Monday, December 3, 2012

Peter Flom Reviews "Moranthology"

Peter Flom has just added Caitlin Moran's Moranthology to my Christmas wish list:

http://voices.yahoo.com/book-review-moranthology-caitlin-moran-11907918.html?cat=38

Moran "was raised on benefits"? And she's going to defend this as a plan for raising children? I have a feeling that I'm going to disagree with her there.

I'm not denying that life's vicissitudes may make it necessary for parents to fall into the welfare safety net, but I would say to those parents, "Don't get comfortable there! A safety net is not a hammock. Share, not necessarily with little children but definitely with teenagers, how degrading and demeaning it is to have to prove your 'need' for things you ought to be able to earn and own with no questions asked. And even if your children have to move in with someone else in order to do jobs without cutting into their parents' and younger siblings' 'benefits,' NEVER NEVER NEVER let a child feel that sitting around collecting 'benefits' is in any way an alternative to doing something that helps you earn some 'benefits' from your own work, thought, and creative soul." I feel so strongly about this that I'm going to post it, here, today, for the record.

Does this intense disagreement mean that I don't want to read, or don't want youall to read, Moranthology? By no means. This web site is all about hearing and understanding people even when we disagree with them.

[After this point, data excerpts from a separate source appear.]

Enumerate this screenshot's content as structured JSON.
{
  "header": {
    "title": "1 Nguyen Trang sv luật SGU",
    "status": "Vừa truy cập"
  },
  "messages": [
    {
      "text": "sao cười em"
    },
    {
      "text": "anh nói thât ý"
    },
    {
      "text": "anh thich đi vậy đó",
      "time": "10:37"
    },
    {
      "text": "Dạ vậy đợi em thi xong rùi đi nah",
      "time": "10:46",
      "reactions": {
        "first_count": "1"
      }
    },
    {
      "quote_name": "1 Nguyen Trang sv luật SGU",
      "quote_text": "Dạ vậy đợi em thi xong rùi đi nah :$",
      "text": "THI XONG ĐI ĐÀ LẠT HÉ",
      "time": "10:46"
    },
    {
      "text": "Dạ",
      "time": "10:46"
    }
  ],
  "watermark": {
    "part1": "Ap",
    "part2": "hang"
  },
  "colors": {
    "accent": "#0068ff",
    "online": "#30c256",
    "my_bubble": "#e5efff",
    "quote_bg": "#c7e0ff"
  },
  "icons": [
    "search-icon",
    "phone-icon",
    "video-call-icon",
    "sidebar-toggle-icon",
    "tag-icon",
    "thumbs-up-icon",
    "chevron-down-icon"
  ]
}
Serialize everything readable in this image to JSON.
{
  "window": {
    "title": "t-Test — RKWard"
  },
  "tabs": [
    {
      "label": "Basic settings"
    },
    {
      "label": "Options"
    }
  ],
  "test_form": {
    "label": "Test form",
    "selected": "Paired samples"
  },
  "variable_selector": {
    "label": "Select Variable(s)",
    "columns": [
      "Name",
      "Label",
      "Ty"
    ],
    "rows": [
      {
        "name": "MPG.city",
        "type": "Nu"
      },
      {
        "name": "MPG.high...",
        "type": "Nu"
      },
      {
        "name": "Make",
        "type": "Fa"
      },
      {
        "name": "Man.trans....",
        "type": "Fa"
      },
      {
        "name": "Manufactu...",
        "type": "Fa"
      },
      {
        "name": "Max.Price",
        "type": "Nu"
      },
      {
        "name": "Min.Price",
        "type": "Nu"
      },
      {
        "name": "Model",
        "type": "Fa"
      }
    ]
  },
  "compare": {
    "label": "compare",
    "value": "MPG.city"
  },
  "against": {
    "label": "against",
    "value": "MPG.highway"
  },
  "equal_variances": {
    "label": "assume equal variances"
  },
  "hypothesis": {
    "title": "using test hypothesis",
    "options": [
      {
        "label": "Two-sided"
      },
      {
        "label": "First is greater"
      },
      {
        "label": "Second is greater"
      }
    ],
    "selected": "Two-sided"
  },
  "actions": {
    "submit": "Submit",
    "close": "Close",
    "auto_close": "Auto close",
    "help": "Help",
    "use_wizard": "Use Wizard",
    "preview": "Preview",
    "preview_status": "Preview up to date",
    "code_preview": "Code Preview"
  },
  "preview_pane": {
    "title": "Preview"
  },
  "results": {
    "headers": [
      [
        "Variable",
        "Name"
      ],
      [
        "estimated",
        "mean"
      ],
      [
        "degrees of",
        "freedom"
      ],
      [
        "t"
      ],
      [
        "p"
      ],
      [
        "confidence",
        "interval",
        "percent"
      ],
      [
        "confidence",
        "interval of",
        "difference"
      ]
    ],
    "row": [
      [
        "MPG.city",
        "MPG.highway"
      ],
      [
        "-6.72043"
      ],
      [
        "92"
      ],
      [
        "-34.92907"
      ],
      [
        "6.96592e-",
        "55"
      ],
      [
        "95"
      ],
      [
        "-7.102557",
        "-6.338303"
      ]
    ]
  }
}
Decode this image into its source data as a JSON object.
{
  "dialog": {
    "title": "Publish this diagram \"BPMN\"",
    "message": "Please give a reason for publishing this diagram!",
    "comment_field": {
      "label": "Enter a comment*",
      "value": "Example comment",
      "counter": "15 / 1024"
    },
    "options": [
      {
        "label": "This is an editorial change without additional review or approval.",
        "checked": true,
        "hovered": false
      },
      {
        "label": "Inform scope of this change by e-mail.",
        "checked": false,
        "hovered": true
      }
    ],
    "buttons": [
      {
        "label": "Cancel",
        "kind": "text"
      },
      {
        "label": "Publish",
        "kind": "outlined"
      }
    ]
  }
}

Here's a bonus memory: In the early 1980s, when I lived in Takoma Park, Maryland, I went to a meeting at the town hall. For those who don't remember, Takoma Park's town hall used to be a sort of neighborhood party site. Everybody went to meetings; everybody gathered in the town hall to watch real must-sees, like election results and the Redskins in the Super Bowl, on TV; many town meetings featured children, guitars, and food. But once in a while there was a real adults-only debate, and this was that kind of meeting. Highlights included loud protest songs and the newly retired ex-mayor wailing at a student reporter, "Is there a God?"

I'd gone in with the protesters. Someone claimed that we were a "rehearsed mob." Mobs, by definition, are not rehearsed; those who thought Takoma Park should oppose a Montgomery County policy had been handed a printed sheet of lyrics to a protest song, but the protesters got so carried away with their 1960s memories/fantasies that they never even sang those lyrics. We sang a few choruses. One of the councilmen who agreed with us, or at least with me, rose to speak. A protester barged onto the stage and grabbed the microphone away from him. Clamor erupted. I remember standing up, shouting, and even trying my pidgin sign language to convey to that protester, "Hear the man out! What do you think you're doing?" Useless. That protester's probably alcohol-fuelled rudeness, and the rest of our confusion between loyalty to her, our own actual views, and our sense of decency, ended up costing our side everything; convincing what had been a divided town council that the protesters were nuisances, pure and simple, and if endorsing the county policy caused them to leave Takoma Park, it'd be a good thing.

As I walked disgustedly away from the town hall, a nice older couple called, "Wait." The man said, "You made a good point there." The woman said, "Can we offer you a lift home?" So I was quite surprised when they identified themselves with the pro-county-policy faction.

"You know I'm the opposition," I said.

"It never hurts to make friends with the opposition," she said.

And he said, "We may be on the same side of the next big conflict."

Words to live by. I don't remember another big conflict in Takoma Park; what broke up the community I remember was a weather disaster, and we were all on the same side during that, although a lot of us ended up in different neighborhoods afterward. But I've found those neighbors' approach to politics valuable throughout the rest of my life. No matter how intensely we disagree about some things, we may agree about some other things.

I expect that I'd find many things in Moranthology with which I would agree...and in any case I'd be interested in Moran's stories.